Produk Hijab Terbarunya Diprotes, Begini Tanggapan Nike


SURATKABAR.ID – Minggu lalu, Nike membuat kejutan ketika mengumumkan peluncuran produk hijab bagi perempuan Muslim yang bisa dipakai saat berolahraga. Nike Pro Hijab adalah bagian dari kinerja tinggi olahraga yang dirancang untuk menghilangkan hambatan yang mencegah perempuan Muslim untuk tetap fit dengan olahraga. Produk anyar tersebut dirancang dan diuji oleh sosok skater Zahra Lari dan atlet angkat berat Amna Al Haddad.

Meski produk ini belum ada di pasaran hingga tahun 2018, nyatanya berbagai reaksi pro kontra telah mewarnai kemunculannya. Banyak yang mengkritik Nike dan mengklaim hijab menormalisasi penindasan perempuan. Beberapa bahkan telah mengancam akan memboikot Nike. Demikian sebagaimana direportasekan dalam Republika.

Namun Amna telah menanggapi kritik dalam sebuah postingan di Instagram, “Dengan peluncuran Nike Pro Hijab, saya menyadari ada banyak reaksi beragam mengapa Nike memutuskan untuk membuat produk seperti sekarang. Dari perspektif saya sebagai mantan atlet yang berlaga dengan Hijab di masa lalu, merek besar tidak melihat kebutuhan atau pasar untuk itu karena tidak populer, dan memang jarang terdengar wanita latihan dan bersaing dengan mengenakan jilbab,” katanya.

Amna melanjutkan, saat ini perempuan sebagai atlet profesional telah menyatakan kebutuhannya untuk terus berjuang dan mendapatkan kesetaraan hak dalam persaingan meskipun berhijab.

Baca juga: Nike Luncurkan Hijab untuk Atlet, Begini Komentar Netizen

“Ini adalah fenomena baru di mana banyak perempuan telah menyatakan kebutuhan untuk itu dan atlet lebih profesional telah berjuang untuk hak untuk bersaing dengan jilbab, dan memiliki lapangan bermain yang sama. Kami membuat berita ini besar. Kami tidak akan mengabaikannya,” tuturnya seperti dilansir dari laman Independent, Jumat (13/7/2017).

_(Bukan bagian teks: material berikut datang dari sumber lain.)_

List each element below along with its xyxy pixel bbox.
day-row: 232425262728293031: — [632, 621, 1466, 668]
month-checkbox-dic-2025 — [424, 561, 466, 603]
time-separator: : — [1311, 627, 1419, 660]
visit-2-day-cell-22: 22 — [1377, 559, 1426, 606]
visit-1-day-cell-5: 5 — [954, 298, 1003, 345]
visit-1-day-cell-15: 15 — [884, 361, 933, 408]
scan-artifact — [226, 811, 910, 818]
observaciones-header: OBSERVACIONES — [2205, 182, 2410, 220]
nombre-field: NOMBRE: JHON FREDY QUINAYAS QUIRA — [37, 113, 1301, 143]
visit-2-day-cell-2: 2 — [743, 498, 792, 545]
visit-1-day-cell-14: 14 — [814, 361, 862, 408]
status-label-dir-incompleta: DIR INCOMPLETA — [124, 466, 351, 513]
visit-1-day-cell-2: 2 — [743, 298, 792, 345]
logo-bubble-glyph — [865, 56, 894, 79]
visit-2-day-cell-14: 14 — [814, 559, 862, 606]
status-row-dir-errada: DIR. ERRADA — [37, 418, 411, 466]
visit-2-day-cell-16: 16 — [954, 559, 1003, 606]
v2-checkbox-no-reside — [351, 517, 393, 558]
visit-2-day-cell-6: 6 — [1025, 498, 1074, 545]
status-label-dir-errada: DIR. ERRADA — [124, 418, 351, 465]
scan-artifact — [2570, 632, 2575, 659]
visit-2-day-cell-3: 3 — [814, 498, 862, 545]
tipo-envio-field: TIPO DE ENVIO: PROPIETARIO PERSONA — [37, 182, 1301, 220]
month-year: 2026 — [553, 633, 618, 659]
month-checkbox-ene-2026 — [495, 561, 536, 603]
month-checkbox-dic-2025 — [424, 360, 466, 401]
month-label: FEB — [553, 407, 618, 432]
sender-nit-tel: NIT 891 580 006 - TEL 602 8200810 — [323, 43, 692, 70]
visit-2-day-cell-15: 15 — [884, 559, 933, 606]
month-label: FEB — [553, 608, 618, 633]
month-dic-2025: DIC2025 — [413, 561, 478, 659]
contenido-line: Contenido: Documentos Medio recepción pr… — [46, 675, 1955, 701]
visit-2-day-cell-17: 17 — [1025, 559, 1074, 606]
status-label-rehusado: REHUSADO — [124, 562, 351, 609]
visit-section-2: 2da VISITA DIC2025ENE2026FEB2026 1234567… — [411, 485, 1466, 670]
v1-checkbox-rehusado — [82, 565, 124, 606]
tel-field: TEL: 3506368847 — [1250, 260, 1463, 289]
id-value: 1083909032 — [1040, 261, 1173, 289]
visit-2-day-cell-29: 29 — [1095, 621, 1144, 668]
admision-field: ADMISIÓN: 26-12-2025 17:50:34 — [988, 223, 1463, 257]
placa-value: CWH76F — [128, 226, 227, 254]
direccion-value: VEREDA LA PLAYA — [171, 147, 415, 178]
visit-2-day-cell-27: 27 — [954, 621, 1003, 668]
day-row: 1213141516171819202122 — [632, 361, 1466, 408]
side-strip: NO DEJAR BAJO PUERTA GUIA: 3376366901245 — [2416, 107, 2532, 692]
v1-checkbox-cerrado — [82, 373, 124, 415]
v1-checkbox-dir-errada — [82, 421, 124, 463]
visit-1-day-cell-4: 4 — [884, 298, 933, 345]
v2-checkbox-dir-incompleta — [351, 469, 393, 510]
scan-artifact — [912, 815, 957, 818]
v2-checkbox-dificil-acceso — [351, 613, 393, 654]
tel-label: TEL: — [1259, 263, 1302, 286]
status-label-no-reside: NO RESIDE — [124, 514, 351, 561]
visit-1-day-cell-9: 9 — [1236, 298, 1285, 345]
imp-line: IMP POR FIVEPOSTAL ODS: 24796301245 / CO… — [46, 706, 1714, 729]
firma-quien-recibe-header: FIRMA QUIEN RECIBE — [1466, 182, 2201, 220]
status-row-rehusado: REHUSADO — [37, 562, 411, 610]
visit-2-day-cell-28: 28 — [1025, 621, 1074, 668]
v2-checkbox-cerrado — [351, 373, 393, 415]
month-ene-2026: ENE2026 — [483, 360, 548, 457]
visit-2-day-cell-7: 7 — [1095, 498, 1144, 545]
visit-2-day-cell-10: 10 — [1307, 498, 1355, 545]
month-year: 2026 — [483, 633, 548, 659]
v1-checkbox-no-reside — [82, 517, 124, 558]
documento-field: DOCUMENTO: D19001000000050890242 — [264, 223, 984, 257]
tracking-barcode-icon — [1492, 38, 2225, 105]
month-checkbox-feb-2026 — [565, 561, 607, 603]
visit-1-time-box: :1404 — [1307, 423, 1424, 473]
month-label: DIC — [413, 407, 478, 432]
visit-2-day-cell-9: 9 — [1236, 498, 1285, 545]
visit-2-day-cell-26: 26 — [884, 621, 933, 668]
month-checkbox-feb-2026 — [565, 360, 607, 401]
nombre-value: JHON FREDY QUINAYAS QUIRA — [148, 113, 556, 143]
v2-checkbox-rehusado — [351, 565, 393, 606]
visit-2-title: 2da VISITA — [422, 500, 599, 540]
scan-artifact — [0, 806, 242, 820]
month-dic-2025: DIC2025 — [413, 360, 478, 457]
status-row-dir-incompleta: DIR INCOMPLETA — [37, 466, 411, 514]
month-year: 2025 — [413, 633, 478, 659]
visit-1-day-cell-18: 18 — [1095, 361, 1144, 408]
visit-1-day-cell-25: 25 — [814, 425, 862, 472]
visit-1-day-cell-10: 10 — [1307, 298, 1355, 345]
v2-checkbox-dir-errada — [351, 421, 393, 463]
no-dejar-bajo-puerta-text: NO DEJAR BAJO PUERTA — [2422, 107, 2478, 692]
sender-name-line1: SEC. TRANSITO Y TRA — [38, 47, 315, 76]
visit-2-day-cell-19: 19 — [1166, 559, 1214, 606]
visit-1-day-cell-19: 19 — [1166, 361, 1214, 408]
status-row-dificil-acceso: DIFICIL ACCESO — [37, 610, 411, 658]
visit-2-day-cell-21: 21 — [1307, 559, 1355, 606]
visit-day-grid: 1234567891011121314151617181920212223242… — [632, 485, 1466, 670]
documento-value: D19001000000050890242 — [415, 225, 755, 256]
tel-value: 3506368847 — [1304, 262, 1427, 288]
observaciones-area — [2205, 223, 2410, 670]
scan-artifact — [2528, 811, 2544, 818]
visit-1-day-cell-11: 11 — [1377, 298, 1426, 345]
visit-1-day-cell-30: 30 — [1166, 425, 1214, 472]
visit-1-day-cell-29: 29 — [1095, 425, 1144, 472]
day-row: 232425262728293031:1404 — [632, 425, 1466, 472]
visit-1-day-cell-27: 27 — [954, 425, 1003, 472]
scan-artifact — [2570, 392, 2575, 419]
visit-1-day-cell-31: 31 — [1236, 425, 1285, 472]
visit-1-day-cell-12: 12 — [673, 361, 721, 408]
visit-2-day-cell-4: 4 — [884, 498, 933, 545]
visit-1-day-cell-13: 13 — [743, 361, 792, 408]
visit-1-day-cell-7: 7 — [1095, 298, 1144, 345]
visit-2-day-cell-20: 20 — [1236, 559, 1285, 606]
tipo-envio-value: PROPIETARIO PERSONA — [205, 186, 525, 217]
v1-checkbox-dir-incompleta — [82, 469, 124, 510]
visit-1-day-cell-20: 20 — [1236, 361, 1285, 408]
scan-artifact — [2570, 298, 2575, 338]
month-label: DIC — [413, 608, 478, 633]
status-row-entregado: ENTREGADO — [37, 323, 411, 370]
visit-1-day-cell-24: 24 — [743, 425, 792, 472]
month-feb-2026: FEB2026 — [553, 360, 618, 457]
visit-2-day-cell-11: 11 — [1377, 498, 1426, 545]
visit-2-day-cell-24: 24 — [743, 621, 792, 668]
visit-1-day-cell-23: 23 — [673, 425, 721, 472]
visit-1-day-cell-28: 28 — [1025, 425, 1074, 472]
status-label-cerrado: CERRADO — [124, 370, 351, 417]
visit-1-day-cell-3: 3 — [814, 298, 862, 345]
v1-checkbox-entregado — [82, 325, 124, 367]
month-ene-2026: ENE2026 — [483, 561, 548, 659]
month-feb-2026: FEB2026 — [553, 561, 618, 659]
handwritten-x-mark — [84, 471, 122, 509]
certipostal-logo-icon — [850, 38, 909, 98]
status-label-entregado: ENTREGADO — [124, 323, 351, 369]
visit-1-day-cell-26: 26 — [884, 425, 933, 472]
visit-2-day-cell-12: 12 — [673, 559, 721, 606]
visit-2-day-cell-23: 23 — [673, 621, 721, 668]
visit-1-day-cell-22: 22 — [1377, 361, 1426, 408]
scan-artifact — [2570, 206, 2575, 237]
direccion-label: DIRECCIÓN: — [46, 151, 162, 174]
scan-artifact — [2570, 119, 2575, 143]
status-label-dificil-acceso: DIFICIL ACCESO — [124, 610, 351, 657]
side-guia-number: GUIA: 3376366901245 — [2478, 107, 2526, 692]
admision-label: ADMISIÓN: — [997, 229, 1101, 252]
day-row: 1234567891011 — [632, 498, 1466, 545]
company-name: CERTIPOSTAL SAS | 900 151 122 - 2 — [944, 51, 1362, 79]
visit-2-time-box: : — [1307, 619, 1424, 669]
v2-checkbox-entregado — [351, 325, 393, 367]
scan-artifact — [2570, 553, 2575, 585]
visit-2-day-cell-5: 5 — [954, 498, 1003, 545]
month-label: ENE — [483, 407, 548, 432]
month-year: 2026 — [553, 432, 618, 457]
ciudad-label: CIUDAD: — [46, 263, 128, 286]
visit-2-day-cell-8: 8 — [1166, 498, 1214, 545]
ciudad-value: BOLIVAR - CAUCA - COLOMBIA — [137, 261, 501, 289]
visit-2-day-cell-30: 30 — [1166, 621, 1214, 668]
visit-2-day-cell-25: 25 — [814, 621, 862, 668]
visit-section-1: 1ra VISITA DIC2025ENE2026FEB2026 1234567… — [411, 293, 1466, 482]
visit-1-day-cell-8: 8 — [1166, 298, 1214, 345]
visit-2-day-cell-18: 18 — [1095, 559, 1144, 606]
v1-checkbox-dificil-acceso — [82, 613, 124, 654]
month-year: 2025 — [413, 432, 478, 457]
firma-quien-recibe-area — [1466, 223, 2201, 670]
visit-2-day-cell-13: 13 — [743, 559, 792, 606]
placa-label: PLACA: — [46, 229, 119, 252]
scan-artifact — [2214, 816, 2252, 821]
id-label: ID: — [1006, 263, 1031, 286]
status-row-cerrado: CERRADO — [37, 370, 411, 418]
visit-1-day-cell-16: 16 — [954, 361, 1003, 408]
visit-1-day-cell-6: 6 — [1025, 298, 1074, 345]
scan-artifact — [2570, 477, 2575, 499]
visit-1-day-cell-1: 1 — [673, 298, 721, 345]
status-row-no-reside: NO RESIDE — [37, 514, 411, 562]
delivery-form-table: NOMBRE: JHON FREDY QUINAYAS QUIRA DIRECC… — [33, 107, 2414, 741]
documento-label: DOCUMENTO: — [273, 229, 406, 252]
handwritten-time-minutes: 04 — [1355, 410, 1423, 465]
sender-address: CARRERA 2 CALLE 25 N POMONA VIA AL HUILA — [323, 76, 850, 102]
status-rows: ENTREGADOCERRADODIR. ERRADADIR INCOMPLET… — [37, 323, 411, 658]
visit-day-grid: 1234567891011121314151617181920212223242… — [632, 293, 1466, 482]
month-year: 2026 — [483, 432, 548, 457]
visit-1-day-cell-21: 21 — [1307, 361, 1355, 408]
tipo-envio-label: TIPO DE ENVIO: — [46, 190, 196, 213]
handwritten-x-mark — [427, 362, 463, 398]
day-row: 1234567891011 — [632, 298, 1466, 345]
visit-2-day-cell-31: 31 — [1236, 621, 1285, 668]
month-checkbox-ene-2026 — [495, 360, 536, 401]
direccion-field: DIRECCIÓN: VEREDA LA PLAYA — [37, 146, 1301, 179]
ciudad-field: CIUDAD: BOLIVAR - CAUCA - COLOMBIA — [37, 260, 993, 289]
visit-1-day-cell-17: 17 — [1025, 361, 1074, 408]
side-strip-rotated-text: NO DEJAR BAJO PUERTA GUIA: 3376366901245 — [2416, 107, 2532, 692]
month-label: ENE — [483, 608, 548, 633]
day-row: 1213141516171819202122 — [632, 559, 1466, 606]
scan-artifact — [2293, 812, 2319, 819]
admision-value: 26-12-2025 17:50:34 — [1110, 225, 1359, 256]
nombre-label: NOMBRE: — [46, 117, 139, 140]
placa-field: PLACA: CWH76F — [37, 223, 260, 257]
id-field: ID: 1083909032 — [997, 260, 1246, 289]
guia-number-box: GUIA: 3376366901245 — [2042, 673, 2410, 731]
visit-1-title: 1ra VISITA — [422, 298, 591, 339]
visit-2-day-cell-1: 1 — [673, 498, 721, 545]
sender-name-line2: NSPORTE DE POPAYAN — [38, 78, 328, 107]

Amna juga menambahkan, sebagai perempuan Muslim, pihaknya telah vokal di media tentang hal itu—terutamanya dirinya secara pribadi sejak 2011. Orang-orang besar tidak bisa tidak memperhatikan pihak minoritas yang underdog serta dampaknya dalam industri olahraga dan dunia.

Sebagai perusahaan yang inovatif, mereka akan menciptakan produk dan mereka akan memenuhi kebutuhan pasar.

“Saya mendukung perempuan Muslim dengan atau tanpa jilbab, dan bagaimana mereka berpakaian adalah pilihan mereka. Dan dengan Nike Sports Hijab, itu pasti akan mendorong generasi baru atlet untuk mengejar olahraga profesional, dan tanpa kita atlet yang berjuang untuk hak ini dan membuat hal itu terjadi, Nike tidak akan ‘just do it’. Ini murni pendapat saya tentang masalah ini, tidak dibayar untuk atau diminta untuk ditulis,” katanya.

Banyak orang setuju dengan dia dan memuji Nike jilbab.

Baca juga: Viral Foto Adele Cium Tangan Seorang Wanita Berhijab, Siapa Gerangan?

“Setiap wanita layak mendapatkan hak untuk memilih apa yang dia ingin pakai dan itu sudah benar-benar sulit bagi mereka dalam memilih jilbab untuk menemukan pakaian yang cocok. Ini adalah langkah ke arah yang benar sehingga semua wanita dapat disertakan,” demikian pendapat salah satu orang.

Sementara itu, pihak Nike sendiri mengatakan pada The Independent: “Ketika kita berbicara kepada atlet di wilayah tersebut, mereka mengatakan kepada kami bahwa ini adalah sesuatu yang mereka inginkan dan butuhkan. Kami bekerja dengan berbagai macam atlet berjilbab untuk menguji dan memberikan feedback pada produk ini dan mencari pendapat ahli dari pendukung dan masyarakat setempat untuk memberikan saran pada desain dan kebutuhan daerah,” pungkasnya.